Machine Learning-Ready Data Sets for the Analysis and Nowcasting of Atmospheric Radiation at Aviation Altitudes
Viacheslav M Sadykov, Zachary M Watkins, Dustin Kempton, William Jones, Sanjib K C, Griffin T Goodwin, Xiaochun He, W Kent Tobiska, Irina Kitiashvili, Christopher Mertens, Shubha Ranjan, D Glenn Deardorff, Ryan Spaulding
TL;DR
This work addresses the need to forecast atmospheric radiation at aviation altitudes, a safety-critical problem, by creating open-access ML-ready datasets that fuse ARMAS measurements with a broad suite of Geospace drivers.
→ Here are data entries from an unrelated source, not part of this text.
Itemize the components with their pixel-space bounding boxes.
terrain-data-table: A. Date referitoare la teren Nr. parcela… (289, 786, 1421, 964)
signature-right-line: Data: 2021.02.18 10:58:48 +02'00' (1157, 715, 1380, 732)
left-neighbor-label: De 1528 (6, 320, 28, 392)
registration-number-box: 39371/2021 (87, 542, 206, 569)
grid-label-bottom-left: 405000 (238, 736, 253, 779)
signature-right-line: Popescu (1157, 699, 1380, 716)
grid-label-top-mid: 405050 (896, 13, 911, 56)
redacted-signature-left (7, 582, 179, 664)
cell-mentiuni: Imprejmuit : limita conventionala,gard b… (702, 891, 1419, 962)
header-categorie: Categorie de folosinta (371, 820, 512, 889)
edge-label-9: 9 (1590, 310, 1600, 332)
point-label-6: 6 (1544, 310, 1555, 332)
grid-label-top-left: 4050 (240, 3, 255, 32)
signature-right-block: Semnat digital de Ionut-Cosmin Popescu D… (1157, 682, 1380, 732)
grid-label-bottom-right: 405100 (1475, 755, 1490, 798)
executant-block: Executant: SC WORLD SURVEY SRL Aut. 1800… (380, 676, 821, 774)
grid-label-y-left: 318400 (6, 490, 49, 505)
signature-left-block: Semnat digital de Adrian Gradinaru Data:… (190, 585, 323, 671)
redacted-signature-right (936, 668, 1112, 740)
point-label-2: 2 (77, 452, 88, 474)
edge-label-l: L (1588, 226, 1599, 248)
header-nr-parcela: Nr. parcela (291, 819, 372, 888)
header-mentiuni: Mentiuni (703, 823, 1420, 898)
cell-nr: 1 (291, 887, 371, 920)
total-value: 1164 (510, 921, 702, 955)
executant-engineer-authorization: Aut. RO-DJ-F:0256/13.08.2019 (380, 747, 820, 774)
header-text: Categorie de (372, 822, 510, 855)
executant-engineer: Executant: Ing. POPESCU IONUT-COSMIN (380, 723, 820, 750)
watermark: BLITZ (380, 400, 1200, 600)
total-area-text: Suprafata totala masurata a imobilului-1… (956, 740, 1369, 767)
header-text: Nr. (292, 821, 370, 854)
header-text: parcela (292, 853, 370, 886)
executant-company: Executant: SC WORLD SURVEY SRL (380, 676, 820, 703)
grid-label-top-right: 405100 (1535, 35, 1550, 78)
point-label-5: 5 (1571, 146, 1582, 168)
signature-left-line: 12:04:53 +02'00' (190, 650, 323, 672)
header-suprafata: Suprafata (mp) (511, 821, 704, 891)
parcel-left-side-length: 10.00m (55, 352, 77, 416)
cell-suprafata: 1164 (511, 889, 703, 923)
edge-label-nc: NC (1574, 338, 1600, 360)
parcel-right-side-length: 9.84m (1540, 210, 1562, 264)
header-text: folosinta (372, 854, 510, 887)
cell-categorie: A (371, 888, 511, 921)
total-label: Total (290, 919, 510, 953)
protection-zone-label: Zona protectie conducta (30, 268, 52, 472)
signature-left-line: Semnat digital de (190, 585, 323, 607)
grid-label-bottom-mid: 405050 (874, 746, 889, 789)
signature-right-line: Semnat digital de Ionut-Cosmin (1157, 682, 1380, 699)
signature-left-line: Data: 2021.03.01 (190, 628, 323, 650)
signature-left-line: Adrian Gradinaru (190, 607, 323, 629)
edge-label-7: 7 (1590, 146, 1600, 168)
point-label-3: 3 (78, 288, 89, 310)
It introduces a partitioned data design based on Gaussian Mixture Model clustering to ensure representative coverage while avoiding temporal leakage, yielding three dataset variants (static and two dynamic time histories). A use-case with a Random Forest nowcasts ARMAS dose rates at a RMSE of $3.80\,\mu\mathrm{Sv\;h^{-1}}$, slightly better than NAIRAS-v3 at $4.07\,\mu\mathrm{Sv\;h^{-1}}$, illustrating the viability of ML approaches for radiation forecasting in aviation. These ML-ready datasets provide a benchmark and a flexible foundation for further ML-driven nowcasting and forecasting, potentially accelerating improvements beyond physics-based models.
Abstract
Nowcasting and forecasting of the radiation environment in the Earth's lower atmosphere are critical for the safety of aircraft and spacecraft crews and passengers. Currently, this problem is addressed by employing statistical and physics-based models that take into account particle transport and precipitation. However, given the increased number of radiation measurements available to the community, it is possible to start developing data-driven approaches. We prepared Machine Learning-ready (ML-ready) datasets to nowcast the effective dose rates at aviation altitudes. The presented datasets contain 92,476 individual measurements from 589 flights obtained by the Automated Radiation Measurements for Aerospace Safety (ARMAS) experiment from 2013 to 2023. The ARMAS measurements are augmented with the properties of the Geospace environment, such as solar soft X-ray and proton fluxes, solar wind properties, secondary cosmic ray neutrons, space weather indexes, and global solar activity indicators (such as daily sunspot number). ARMAS data are separated into three partitions, ensuring that (1) the data points from a single flight remain within the same partition, and (2) each partition samples the flight locations and Geospace environment conditions equally. Several versions of the datasets allow predictions based on point-in-time measurements and use up to 24 hours of Geospace parameter history. The test of the use case demonstrates a possibility of nowcasting ARMAS measurements with accuracies slightly better than the considered physics-based models. The publicly available ML-ready datasets could serve as the first step in data preparation for ML-driven nowcasting and forecasting of the radiation environment.